The figure hopefully helps to understand the basic concept but it can be also misleading if it suggests limitations that are not there. Global Array is simply a boundary in N-dimensional space where processes can place their blocks of data. In the global space

  • one process can place multiple blocks

    ../_images/global_array_multiblock.png
  • does NOT need to be fully covered by the blocks

    ../_images/global_array_sparse.png
    • at reading, unfilled positions will not change the allocated memory

  • blocks can overlap

    ../_images/global_array_overlap.png
    • the reader will get values in an overlapping position from one of the block but there is no control over from which block

  • each process can put a different size of block, or put multiple blocks of different sizes

  • some process may not contribute anything to the global array

Over multiple output steps

  • the processes CAN change the size (and number) of blocks in the array

    • E.g. atom table: global size is fixed but atoms wander around processes, so their block size is changing

      ../_images/global_array_changing_blocksizes.png
  • the global dimensions CAN change over output steps

    • but then you cannot read multiple steps at once

    • E.g. particle table size changes due to particles disappearing or appearing

      ../_images/global_array_changing_shape.png

Limitations of the ADIOS global array concept

  • Indexing starts from 0

  • Cyclic data patterns are not supported; only blocks can be written or read

  • Some blocks’s may fully or partially fall outside of the global boundary. The reader will not be able to read those parts

Note

Technically, the content of the individual blocks is kept in the BP format (but not in HDF5 format) and in staging. If you really, really want to retrieve all the blocks, you need to handle this array as a Local Array and read the blocks one by one.

Defining a global array

When defining a global array, all processes, that want to contribute, must define the global array with

  • Name of the variable as the readers will see it

  • Shape: a shape (the global boundary, i.e. global size)

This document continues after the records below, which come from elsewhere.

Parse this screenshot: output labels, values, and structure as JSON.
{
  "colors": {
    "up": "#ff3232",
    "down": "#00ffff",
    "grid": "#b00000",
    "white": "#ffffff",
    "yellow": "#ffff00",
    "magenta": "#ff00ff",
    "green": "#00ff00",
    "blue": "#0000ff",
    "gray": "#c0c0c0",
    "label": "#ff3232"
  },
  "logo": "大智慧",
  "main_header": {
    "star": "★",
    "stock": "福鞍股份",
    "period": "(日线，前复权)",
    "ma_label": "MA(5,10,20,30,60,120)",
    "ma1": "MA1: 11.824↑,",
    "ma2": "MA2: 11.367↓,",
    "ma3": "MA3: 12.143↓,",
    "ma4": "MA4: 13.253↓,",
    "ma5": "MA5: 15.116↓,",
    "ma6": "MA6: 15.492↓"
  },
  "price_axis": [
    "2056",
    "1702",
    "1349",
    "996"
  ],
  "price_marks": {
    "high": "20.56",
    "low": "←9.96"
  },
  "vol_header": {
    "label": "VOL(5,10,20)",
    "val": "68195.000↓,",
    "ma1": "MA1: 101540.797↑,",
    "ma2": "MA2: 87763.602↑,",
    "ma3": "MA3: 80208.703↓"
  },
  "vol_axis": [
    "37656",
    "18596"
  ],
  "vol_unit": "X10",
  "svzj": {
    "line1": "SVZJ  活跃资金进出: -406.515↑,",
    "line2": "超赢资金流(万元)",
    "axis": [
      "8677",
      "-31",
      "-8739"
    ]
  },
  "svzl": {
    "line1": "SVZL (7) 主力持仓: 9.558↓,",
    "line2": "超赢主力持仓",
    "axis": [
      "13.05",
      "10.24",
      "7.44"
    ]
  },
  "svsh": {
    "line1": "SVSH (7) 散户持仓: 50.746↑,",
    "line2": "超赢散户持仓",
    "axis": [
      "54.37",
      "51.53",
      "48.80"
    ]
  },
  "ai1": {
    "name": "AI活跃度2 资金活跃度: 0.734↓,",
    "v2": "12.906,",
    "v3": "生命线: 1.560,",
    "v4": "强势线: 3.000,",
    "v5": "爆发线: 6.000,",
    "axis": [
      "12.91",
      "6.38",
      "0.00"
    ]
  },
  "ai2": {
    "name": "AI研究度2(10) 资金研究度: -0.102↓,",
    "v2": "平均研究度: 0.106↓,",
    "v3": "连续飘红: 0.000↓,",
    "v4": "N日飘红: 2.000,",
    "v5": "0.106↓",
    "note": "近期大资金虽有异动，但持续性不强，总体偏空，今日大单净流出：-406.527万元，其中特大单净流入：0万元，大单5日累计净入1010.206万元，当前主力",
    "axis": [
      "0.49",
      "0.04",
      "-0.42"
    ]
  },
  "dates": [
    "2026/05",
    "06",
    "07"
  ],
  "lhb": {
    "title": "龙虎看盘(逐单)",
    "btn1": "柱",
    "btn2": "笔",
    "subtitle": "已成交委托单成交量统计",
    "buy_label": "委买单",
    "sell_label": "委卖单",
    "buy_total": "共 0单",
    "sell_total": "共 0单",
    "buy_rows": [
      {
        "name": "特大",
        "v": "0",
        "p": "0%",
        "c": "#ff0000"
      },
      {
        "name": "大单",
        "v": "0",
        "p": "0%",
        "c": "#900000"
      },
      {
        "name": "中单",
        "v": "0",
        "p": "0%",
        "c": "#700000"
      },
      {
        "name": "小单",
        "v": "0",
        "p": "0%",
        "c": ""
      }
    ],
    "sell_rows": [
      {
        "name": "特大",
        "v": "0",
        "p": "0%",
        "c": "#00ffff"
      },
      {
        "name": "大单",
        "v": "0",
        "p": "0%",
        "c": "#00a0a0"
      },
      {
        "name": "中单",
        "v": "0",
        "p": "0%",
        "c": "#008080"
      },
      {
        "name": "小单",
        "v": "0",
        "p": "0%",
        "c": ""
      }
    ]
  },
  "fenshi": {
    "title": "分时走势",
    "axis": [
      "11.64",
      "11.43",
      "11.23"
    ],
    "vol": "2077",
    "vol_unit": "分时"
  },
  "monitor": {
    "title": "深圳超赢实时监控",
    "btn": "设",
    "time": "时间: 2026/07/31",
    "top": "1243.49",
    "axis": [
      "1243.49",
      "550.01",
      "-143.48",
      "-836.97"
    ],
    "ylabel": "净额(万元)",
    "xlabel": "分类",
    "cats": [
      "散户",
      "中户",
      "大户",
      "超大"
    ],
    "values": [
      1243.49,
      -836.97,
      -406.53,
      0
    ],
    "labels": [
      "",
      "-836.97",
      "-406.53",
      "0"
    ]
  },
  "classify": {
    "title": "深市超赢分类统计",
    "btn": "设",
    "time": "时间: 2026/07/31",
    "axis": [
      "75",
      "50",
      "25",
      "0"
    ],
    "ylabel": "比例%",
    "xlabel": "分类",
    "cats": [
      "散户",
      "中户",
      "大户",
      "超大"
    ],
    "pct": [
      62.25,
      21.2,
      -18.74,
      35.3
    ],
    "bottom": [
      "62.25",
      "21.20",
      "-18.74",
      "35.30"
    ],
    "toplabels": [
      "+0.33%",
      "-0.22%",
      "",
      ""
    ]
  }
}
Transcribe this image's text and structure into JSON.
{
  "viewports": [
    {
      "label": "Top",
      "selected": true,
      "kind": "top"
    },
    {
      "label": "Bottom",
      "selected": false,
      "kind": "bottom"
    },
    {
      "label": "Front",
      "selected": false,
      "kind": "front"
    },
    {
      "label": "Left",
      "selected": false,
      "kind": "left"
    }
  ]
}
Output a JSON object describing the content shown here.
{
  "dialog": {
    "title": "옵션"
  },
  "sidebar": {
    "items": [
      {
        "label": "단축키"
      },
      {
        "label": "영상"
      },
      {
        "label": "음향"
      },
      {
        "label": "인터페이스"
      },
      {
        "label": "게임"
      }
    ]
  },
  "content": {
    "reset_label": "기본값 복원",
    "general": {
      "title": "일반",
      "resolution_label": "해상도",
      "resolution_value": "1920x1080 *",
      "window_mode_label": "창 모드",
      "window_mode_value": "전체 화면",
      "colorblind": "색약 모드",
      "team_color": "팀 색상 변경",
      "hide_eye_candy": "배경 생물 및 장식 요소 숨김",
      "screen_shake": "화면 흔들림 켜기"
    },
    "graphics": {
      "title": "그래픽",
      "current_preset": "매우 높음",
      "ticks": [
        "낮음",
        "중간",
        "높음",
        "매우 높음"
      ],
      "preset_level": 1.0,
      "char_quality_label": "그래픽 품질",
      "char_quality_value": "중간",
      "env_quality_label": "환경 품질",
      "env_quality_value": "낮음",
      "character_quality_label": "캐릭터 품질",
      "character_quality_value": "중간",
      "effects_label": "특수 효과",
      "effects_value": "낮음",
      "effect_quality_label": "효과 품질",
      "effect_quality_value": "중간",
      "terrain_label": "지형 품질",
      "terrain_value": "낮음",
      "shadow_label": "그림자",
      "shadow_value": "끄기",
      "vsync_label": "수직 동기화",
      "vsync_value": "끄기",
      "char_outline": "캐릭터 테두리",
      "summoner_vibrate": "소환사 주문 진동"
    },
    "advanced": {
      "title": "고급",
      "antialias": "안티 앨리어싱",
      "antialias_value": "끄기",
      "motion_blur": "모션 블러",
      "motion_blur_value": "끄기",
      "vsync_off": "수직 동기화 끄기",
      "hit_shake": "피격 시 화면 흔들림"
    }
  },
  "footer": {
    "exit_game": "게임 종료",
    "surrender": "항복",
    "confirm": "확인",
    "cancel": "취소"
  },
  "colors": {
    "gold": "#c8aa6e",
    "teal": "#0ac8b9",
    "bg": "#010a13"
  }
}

  • Count: the size of the local block and its

  • Start: position of the local block in the global space

    ../_images/global_array.png

The only fixed information at the point of definition is the name and the number of dimensions. The Start and Count can be modified later with SetSelection before writing a block to the output. This actually needs to be done if one process wants to produce multiple blocks in the array. The Shape of the array can be modified up to the point of the last Put call in the output step but the final shape must be the same on every producer.